The tax treatment of cars and vans is quite different, with van classification far more beneficial from both an employer and employee perspective. However, the distinction is not always clear-cut, especially where vans have been modified to turn them into multi-purpose vehicles.
The Court of Appeal has ruled that three modified crew-cab vehicles provided by Coca-Cola to its employees, who used them privately, are cars rather than vans, despite the vehicles having the outward appearance of a van.
The three vans in question were panel vans modified with a second row of seats behind the driver, turning them into crew cabs. With two of the vehicles, the additional seats could only be removed with tools. For the other vehicle, the seats were removed during working hours.
For benefit purposes, classification as a van depends on a vehicle being primarily suited to the carrying of goods.
The Court of Appeal’s view was that the modifications had transformed the three vans into multi-purpose vehicles, equally suitable for carrying either goods or passengers. Not being primarily suited to the carrying of goods, the vehicles therefore did not qualify as vans.
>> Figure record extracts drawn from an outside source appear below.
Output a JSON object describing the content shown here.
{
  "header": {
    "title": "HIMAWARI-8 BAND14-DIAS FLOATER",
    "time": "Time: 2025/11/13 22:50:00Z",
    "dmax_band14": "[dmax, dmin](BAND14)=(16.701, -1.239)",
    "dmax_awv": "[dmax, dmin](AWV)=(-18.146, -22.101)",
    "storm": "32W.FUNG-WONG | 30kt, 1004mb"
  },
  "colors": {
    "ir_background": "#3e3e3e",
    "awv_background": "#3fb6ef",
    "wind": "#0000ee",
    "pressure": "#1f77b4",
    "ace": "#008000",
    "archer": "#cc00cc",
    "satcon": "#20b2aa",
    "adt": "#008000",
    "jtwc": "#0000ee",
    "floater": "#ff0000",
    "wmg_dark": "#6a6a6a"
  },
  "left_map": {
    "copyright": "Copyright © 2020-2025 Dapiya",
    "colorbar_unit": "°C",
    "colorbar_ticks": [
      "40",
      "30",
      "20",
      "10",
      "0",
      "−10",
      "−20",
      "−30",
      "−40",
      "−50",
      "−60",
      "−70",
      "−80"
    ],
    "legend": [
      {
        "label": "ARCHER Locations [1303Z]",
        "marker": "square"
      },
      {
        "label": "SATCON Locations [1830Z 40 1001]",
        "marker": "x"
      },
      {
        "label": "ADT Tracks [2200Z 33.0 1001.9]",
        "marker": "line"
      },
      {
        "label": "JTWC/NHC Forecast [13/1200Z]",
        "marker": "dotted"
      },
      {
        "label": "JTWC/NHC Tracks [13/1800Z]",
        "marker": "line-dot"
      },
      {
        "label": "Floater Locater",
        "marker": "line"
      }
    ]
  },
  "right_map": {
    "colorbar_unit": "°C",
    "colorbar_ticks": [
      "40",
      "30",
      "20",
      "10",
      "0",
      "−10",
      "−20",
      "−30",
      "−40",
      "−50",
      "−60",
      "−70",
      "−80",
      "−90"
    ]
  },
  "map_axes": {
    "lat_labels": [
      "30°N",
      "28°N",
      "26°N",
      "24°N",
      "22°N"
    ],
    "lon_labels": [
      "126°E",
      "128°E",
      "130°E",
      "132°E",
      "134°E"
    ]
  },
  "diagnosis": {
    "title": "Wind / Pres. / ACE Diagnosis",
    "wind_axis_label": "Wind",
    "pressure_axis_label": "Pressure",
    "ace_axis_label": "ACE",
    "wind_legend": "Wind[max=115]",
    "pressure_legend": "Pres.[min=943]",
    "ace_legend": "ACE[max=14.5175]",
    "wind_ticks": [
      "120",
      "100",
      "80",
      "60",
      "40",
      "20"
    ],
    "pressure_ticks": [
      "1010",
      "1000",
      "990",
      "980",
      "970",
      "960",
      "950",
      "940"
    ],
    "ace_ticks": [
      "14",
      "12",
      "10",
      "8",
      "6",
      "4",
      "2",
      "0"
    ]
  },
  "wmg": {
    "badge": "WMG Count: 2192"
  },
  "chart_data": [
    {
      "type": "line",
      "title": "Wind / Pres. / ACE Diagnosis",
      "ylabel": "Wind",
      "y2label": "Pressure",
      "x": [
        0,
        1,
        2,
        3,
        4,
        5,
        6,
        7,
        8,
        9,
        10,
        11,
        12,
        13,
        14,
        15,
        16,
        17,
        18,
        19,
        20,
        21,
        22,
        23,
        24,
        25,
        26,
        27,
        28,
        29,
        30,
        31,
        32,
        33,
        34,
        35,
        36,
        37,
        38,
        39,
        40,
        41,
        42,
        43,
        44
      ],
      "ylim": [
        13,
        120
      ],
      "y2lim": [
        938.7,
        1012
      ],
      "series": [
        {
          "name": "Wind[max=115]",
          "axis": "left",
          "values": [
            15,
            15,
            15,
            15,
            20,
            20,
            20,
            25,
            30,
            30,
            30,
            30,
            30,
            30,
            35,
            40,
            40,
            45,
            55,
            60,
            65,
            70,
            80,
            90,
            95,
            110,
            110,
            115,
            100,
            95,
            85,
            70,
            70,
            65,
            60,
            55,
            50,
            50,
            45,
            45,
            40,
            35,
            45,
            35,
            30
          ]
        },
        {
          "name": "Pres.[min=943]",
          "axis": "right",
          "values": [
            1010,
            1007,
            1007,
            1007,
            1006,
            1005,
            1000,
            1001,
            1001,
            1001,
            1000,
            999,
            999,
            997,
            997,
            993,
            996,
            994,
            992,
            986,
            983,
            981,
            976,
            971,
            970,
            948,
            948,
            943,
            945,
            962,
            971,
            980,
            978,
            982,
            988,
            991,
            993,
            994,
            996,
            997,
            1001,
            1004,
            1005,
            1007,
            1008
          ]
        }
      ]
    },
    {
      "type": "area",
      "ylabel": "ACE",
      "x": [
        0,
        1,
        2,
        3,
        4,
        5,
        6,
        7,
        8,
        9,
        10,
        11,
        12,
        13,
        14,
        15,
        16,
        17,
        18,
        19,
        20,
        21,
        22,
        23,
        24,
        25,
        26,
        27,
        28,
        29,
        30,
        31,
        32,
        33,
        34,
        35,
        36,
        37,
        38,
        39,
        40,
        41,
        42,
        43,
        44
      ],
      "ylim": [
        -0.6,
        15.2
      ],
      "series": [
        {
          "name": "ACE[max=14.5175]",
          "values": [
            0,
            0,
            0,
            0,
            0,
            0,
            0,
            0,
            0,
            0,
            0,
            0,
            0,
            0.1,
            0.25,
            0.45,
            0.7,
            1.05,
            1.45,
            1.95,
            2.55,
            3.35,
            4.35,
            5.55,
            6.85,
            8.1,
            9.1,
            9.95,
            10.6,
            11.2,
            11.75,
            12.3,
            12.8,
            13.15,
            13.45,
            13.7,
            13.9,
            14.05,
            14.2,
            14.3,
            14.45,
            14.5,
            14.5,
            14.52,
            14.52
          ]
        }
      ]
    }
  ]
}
What a vehicle looks like on the inside overrides its outward appearance.
The decision could also see crew cabs reclassified for capital allowance purposes (so no annual investment allowance), but still considered vans for VAT purposes provided they can carry a payload of one tonne or more.
Employers should be aware of the tax implications of providing similar modified crew cab vehicles where private use is permitted.
The decision will mean a higher benefit charge for employees, and additional class 1A NICs for employers. The change should be applied from 2020/21 onwards, and also potentially backdated to 2018/19 (when the case was heard at the Upper Tribunal).